I'm in the middle of a pretty deep study on the disorder. Get this. Apparently, true ADHD children are not just acting out of control because they're really bad kids with inattentive parents. And, apparently not every child who is active is a true ADHD child. What is true however, is that ADHD is a neurological disorder. Their brains look different then those of children who toe-the-line & listen when spoken to. WOW!!
I've learned some fascinating stuff ~ kids can have different levels of neurotransmitters, depending on which kind of ADHD they have (more inattention or more impulsivity), which change their behavior. In particular, ADHD people have a variation on the transporter genes for the neurotransmitters. Yikes, big words that basically tell me their brain is wired differently. So, if I think that I'm going to change his behavior by just telling him to do something. I'm stupid. Do I quit guiding him with rules, quit following through with consequences & give up on a day-to-day routine? Not on my life! I'm no doctor but from what I've been reading and told by my Psychologist, Dr. Marlow, it seems that I need to carry on with those to develop some new "grooves" in his brain. Wow! The brain is an amazing thing. Meds....hmm, lots of debate out there. Most kids are active. Kids who are just active but don't have the official ADHD label, don't need ADHD meds. Too many kids are labeled ADHD and on meds. These are facts. However, if I had kidney or heart disease, would I see a doctor for the proper medicines?

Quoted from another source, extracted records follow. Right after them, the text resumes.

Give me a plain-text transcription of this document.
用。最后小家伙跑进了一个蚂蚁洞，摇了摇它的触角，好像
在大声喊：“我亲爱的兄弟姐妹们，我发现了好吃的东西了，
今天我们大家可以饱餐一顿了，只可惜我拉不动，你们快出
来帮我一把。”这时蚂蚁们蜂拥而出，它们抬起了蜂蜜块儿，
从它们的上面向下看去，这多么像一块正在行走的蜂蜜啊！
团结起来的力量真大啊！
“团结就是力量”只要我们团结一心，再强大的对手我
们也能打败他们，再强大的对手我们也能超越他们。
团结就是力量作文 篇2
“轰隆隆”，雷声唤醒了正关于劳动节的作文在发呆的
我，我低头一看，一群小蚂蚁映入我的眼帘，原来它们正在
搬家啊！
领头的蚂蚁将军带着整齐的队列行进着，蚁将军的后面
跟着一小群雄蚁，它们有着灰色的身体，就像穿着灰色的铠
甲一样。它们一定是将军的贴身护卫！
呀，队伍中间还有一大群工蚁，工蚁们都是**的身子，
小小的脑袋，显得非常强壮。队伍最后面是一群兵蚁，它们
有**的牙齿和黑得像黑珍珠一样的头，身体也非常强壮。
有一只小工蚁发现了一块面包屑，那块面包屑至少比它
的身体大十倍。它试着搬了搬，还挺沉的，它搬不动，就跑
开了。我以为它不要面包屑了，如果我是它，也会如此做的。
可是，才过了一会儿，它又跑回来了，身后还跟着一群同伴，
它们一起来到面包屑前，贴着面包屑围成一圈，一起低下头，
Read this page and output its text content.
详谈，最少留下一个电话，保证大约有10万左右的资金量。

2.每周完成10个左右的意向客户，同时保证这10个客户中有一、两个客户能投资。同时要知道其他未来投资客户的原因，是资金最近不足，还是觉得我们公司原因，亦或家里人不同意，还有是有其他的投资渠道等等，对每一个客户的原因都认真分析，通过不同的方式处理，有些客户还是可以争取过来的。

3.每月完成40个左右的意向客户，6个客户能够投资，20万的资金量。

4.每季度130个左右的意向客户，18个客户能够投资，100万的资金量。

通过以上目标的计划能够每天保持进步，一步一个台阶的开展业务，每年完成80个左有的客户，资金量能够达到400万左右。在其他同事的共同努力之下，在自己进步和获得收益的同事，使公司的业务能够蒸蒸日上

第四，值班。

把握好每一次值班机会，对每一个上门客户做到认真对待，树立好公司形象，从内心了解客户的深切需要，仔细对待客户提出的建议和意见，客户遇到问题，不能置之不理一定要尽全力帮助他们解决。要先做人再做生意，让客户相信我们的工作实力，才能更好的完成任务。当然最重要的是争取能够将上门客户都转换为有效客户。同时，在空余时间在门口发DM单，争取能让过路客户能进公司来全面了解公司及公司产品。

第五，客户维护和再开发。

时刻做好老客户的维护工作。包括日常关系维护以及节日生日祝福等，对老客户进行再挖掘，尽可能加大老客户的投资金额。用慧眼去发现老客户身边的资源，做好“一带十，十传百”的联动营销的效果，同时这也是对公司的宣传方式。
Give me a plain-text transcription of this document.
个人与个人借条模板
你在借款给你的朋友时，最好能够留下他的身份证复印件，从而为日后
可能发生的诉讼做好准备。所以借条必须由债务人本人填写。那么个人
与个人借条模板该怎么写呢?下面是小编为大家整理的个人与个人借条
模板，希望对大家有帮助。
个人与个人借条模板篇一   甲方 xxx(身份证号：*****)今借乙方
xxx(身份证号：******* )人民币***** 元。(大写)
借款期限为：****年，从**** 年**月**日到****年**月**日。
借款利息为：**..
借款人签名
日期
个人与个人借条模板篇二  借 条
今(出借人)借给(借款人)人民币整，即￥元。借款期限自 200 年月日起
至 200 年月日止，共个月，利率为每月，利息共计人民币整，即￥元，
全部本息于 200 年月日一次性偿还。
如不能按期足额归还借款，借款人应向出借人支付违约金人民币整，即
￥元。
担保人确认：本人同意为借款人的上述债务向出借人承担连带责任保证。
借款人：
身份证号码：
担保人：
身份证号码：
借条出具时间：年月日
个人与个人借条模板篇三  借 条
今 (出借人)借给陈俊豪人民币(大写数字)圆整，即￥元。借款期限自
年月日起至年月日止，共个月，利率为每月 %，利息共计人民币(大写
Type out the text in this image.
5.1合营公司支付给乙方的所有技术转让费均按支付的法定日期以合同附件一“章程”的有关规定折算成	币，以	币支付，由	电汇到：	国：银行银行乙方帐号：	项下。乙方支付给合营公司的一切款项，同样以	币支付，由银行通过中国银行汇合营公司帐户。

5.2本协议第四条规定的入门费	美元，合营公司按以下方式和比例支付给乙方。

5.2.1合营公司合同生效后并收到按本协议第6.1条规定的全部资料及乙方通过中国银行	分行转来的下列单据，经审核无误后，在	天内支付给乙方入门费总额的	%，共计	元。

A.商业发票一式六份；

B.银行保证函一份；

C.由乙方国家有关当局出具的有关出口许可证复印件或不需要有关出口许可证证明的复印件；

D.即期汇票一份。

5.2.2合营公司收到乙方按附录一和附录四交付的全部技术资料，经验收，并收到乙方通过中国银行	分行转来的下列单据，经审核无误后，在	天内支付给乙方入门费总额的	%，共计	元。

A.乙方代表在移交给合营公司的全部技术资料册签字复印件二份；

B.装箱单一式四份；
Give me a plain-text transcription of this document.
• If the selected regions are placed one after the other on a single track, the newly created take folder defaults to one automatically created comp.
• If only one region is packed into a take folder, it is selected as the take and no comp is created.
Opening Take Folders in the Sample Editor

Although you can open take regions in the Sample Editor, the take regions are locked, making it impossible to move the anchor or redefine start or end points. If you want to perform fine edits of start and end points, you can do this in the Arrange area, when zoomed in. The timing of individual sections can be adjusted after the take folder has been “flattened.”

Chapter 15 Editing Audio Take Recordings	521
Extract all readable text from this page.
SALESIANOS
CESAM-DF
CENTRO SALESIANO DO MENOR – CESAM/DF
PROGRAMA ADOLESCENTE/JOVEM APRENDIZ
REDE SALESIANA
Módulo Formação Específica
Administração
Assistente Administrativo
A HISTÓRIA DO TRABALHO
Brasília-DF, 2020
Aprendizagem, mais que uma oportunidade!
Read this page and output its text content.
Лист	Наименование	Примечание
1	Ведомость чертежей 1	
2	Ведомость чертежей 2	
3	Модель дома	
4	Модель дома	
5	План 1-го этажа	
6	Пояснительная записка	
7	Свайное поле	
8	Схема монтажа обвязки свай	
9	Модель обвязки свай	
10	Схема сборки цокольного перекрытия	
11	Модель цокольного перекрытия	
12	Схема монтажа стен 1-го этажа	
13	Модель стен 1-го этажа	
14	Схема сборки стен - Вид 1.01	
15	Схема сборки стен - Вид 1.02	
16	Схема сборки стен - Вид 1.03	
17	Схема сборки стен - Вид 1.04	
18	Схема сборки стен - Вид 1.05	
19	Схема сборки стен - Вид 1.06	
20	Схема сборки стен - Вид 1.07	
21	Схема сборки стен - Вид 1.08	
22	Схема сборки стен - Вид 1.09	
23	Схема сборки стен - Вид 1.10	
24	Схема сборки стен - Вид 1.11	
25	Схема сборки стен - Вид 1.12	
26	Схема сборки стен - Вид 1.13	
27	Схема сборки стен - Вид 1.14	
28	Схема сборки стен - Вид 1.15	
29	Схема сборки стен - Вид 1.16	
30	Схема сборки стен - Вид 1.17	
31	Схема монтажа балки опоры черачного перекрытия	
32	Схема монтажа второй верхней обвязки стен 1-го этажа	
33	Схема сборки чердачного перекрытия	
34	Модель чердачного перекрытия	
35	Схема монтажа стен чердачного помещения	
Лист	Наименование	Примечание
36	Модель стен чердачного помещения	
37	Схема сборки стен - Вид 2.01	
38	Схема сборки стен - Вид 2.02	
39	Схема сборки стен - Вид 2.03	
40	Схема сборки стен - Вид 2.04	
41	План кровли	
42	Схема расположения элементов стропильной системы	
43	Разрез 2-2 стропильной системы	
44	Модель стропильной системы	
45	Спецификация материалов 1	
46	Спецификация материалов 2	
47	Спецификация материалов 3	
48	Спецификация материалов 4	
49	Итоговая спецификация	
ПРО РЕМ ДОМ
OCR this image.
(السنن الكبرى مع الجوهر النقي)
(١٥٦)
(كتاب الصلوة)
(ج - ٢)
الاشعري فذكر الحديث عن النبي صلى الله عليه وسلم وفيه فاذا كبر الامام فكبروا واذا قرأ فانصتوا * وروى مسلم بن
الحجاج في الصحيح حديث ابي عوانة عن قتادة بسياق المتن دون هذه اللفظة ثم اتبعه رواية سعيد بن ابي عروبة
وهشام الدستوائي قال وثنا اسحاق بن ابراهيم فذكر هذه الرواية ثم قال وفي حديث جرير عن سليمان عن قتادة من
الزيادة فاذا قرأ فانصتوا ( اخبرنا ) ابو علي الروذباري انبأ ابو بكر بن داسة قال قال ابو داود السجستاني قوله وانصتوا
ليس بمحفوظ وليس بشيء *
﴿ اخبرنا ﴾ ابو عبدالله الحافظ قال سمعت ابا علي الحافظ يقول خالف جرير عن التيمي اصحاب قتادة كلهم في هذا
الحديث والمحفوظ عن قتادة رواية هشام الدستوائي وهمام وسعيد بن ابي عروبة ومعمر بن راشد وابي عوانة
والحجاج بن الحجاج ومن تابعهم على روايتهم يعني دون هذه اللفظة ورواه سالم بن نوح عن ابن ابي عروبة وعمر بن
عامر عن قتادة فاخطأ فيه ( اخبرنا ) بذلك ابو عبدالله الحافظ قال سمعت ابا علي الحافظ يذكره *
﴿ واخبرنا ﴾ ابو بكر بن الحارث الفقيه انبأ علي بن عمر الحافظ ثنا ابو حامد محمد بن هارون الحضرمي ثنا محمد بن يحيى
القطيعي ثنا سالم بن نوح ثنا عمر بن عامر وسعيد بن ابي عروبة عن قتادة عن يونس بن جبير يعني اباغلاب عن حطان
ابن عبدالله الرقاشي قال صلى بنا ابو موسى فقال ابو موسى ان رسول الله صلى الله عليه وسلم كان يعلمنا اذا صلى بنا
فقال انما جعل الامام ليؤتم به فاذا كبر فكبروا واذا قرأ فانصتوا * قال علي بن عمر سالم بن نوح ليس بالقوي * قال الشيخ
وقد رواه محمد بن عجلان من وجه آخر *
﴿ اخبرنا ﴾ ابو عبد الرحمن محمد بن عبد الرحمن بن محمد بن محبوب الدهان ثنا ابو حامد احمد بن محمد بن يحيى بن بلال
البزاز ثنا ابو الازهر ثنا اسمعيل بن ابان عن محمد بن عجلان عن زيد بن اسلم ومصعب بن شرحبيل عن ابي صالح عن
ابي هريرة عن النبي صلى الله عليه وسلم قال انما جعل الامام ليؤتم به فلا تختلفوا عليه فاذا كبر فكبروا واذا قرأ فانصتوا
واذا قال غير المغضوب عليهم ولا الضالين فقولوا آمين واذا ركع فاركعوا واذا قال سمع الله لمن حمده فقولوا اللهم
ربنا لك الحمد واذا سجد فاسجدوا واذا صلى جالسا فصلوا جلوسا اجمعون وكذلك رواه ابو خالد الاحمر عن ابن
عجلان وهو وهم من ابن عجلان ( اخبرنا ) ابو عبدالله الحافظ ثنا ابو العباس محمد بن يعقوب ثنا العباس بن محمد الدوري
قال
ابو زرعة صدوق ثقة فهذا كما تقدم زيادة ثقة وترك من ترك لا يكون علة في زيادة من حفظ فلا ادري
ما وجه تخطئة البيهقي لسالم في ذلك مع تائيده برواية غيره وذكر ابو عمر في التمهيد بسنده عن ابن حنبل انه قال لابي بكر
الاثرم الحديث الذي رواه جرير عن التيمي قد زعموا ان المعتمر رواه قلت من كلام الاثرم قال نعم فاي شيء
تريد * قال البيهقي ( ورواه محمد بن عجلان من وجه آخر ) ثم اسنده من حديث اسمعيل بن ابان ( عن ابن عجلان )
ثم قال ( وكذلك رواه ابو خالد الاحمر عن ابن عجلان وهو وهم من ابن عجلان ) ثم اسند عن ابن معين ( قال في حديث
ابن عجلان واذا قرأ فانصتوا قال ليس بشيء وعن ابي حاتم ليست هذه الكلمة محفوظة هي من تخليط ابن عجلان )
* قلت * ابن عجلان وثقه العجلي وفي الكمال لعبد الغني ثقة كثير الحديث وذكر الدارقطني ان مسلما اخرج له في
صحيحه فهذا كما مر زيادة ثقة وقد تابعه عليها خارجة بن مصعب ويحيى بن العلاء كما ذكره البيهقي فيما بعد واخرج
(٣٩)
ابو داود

I understand that medication is not the "cure-all" for ADHD. Parents of ADHD kids have a hard battle to fight. We need to roll up our sleeves and get busy. What I know (but don't always do) is that I should be tough without being MEAN. I can be consistent without belittling him (ie "What kind of stupid thing did you do?") I can have strong guidelines but add in lots of fun stuff for high-energy boys! And.....last but not least, I can remember that as his mom I am the one person who can love him for the exceptional kid he is. I can build his self-esteem & hope that my parenting mistakes will be forgotten with tons of positive replacements!